A proof which results in Gamma (or Erlang) distribution-From Karlin & Taylor's "A First Course in Stochastic Processes"

Question

The random variables X and Y have the following properties: X is positive, i.e., $P\{X > 0\} = 1$, with continuous density function $f_X(x)$, and $Y\mid X$ has a uniform distribution on $\{0,X\}$. Prove: If $Y$ and $X-Y$ are independently distributed, then $f_X(x) = a^2xe^{-ax},\:x>0,\:a>0.$

Progress: $Z := X-Y,\:Z\perp Y\:(\text{given}) \Rightarrow \psi_X(s) = \psi_Z(s)\psi_Y(s)\: (\text{since }X = Z + Y)$

$$f_{Y\mid X}(y\mid x) = \frac{1}{2}[\delta(y) + \delta(y-x)]\:\Rightarrow f_{X,Y}(x,y) = f(x)f_{Y\mid X}(y\mid x)$$

$$f_Y(y) = \frac{1}{2}[\delta(y) + f(y)]$$

$$Z := X-Y\geq 0,\: f_Z(z) = \int_0^\infty \frac{1}{2}f(z+y)[\delta(y) + \delta(y-(z+y))]\,dy$$

Since these are non-negative random variables, I decided to use Laplace transform and try to solve $\psi_X(s) = \psi_Z(s)\psi_Y(s)$ for $\psi_X(s)$ which is the Laplace transform of $f(x)$.

Answer 1

Let $f$ be the density of $X$. The joint density of $(X,Y)$ is $$ f_{X,Y}(x,y)=f_{Y|X}(y|x)f(x) = \begin{cases} \frac1xf(x), &\text{if $x>0$ and $0<y<x$}\\ 0, &\text{otherwise.} \end{cases} $$ Put $Z:=X-Y$. Apply the Jacobian formula to find the joint density of $(Z,Y)$: $$ f_{Z,Y}(z,y)=f_{X,Y}(z+y,y)= \begin{cases} \frac1{z+y}f(z+y), &\text{if $z>0$ and $y>0$,}\\ 0, &\text{otherwise.} \end{cases}\tag1 $$ Since $Z$ and $Y$ are independent, the joint density in (1) factors into the product of two univariate densities, say $f_{Z,Y}(z,y)=:A(z)B(y)$. Letting $y\to0$ for fixed $z>0$ and letting $z\to0$ for fixed $y>0$, we find $$ A(z)={f(z)\over cz}\;\text{and}\;B(y)={f(y)\over cy}\;, $$ where $\displaystyle c=\int{f(t)\over t}\,dt$ is a normalizing constant.
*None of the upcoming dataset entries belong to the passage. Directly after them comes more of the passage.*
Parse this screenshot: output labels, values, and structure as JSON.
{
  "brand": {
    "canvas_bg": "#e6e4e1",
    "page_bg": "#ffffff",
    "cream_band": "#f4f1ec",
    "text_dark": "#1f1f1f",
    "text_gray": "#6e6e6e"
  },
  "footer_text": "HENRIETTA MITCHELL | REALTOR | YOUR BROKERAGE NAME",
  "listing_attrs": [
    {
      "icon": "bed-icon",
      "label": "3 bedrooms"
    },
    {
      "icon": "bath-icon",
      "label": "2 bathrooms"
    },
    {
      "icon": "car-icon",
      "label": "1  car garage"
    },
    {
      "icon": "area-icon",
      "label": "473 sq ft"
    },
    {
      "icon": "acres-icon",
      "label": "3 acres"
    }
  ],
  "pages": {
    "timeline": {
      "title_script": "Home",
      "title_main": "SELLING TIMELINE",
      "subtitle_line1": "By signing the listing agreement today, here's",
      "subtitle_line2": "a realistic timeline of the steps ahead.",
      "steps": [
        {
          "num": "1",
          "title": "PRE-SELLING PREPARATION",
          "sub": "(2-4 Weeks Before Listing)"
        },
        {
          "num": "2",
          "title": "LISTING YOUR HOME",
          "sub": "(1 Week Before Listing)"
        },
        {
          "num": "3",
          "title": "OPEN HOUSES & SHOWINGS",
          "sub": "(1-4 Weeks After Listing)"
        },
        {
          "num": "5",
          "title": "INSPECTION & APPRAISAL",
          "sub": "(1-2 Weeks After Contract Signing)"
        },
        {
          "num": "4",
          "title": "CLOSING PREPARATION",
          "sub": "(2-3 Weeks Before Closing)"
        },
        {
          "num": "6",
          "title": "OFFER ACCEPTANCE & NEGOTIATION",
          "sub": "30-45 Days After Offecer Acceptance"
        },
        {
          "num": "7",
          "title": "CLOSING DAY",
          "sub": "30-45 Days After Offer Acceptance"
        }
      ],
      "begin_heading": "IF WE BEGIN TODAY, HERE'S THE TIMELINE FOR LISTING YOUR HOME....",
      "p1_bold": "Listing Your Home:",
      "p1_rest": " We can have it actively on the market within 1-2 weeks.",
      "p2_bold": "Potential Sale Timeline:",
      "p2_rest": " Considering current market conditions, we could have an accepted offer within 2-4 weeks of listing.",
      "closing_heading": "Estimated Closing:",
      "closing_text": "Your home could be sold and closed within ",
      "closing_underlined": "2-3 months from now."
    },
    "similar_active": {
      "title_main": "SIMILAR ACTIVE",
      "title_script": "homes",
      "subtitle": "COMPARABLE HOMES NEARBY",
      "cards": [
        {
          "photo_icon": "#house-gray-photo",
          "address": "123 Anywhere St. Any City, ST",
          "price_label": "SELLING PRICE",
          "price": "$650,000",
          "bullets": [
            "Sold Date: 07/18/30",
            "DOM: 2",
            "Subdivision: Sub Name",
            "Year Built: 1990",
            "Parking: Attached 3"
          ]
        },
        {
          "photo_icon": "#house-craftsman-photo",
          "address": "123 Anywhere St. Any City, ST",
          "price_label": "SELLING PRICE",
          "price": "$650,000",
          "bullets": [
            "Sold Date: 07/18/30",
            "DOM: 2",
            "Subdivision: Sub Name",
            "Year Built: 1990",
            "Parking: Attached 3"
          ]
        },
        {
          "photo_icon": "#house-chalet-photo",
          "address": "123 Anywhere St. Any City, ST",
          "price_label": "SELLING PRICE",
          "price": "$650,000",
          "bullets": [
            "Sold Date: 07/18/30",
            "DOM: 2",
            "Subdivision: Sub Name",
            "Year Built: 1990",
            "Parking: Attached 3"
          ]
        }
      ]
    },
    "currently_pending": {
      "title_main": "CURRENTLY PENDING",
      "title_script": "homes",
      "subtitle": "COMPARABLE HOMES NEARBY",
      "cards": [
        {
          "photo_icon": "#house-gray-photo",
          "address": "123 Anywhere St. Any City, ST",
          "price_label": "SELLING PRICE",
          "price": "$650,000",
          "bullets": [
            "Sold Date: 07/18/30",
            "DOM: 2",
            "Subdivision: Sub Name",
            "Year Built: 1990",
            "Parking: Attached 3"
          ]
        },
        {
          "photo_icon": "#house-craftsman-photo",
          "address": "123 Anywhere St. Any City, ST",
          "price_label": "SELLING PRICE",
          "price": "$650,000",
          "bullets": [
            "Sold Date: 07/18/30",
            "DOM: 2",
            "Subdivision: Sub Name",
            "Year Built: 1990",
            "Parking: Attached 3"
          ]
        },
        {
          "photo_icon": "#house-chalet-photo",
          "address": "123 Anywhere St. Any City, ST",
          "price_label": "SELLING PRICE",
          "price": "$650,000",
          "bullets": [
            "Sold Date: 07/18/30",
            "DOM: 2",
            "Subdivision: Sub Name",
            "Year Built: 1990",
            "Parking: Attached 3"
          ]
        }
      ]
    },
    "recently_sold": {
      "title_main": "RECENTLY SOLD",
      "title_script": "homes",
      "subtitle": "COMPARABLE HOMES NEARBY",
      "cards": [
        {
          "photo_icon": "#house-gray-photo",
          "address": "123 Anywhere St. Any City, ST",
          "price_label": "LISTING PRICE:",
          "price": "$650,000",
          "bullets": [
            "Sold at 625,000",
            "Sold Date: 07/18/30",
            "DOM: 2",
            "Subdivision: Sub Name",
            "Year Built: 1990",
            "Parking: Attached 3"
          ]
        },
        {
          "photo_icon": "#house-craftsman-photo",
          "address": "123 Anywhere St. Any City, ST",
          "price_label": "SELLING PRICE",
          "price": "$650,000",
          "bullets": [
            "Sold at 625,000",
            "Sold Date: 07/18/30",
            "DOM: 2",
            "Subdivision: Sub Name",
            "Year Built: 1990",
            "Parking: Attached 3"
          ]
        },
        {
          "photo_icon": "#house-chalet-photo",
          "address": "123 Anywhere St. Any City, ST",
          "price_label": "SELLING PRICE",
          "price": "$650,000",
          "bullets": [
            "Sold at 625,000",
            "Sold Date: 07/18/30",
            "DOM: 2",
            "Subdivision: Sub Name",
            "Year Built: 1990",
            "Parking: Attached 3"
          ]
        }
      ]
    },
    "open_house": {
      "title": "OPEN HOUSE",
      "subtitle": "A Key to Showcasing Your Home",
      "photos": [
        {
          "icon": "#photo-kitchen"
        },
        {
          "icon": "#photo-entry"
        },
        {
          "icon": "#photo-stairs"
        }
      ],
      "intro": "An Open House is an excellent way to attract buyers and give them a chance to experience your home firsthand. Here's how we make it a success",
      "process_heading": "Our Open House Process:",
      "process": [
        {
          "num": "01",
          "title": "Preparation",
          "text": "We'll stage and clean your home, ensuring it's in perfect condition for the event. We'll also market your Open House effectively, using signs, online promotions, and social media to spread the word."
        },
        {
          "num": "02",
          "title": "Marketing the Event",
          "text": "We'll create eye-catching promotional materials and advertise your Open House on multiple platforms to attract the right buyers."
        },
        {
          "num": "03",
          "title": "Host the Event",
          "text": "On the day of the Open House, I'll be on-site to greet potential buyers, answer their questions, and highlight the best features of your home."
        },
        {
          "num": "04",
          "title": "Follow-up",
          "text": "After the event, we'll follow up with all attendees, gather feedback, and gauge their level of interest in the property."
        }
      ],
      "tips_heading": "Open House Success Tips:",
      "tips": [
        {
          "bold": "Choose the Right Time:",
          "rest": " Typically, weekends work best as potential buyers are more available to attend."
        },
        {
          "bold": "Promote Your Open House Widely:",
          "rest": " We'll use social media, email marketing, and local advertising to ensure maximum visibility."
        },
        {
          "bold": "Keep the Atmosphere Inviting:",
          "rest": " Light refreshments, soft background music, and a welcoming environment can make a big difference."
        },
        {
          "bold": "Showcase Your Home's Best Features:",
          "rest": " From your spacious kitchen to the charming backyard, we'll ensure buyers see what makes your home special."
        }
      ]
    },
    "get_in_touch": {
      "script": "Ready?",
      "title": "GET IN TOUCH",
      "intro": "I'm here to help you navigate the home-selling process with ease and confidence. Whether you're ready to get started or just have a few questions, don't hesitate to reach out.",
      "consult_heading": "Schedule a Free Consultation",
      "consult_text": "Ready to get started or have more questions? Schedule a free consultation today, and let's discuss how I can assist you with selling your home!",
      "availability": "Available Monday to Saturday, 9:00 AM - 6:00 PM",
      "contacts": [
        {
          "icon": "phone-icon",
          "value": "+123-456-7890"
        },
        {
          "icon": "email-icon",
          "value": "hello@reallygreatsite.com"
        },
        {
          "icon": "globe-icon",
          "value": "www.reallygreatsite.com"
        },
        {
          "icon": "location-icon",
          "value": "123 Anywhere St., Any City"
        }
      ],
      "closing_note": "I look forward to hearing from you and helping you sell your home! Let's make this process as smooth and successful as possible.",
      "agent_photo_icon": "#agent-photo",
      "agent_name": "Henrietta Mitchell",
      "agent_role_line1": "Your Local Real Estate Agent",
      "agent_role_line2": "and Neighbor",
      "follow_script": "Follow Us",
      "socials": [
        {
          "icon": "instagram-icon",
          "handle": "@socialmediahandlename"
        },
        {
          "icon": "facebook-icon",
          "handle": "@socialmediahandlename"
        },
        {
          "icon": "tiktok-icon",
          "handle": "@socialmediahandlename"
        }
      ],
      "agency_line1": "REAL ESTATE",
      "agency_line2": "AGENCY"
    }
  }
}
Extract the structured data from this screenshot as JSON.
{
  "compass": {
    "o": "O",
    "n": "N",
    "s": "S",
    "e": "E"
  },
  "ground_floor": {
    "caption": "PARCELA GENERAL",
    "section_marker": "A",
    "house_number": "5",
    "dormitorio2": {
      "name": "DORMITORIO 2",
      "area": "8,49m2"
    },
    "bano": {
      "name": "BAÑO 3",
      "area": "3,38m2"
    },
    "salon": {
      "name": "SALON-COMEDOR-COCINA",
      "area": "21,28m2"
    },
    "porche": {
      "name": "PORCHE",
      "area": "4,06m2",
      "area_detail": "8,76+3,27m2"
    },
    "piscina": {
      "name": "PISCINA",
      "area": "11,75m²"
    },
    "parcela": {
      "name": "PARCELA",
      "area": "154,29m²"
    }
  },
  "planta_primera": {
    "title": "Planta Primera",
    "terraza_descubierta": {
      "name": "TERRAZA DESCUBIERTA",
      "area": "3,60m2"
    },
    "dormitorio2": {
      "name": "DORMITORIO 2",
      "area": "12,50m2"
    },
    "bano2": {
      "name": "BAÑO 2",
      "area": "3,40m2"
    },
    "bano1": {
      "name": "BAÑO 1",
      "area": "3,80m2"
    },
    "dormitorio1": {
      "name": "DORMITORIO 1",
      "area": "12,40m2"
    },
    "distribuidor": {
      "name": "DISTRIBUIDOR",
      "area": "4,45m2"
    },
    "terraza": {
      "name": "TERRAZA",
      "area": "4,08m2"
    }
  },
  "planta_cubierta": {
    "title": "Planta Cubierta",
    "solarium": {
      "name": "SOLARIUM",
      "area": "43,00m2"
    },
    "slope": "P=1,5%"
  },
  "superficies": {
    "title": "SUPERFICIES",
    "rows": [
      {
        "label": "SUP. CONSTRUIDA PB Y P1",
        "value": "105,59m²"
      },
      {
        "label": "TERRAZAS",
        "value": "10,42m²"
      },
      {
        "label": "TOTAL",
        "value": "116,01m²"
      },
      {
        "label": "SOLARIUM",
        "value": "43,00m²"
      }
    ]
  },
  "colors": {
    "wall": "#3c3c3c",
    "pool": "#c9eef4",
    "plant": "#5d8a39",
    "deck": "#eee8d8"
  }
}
Put $\displaystyle g(t):={f(t)\over c^2t}$, so that $$ g(z+y)={f(z+y)\over c^2(z+y)}={f_{Z,Y}(z,y)\over c^2} = {f(z)\over c^2z}{f(y)\over c^2y} = g(z)g(y)\quad\text{for all $z>0$, $y>0$.} $$ Since $g$ is continuous and not identically zero, it follows that $g(t) = e^{-at}$ for some constant $a$, and therefore $f(t)=c^2te^{-at}$. Since $f$ is a density, we must have $a>0$ and $c^2=a^2$.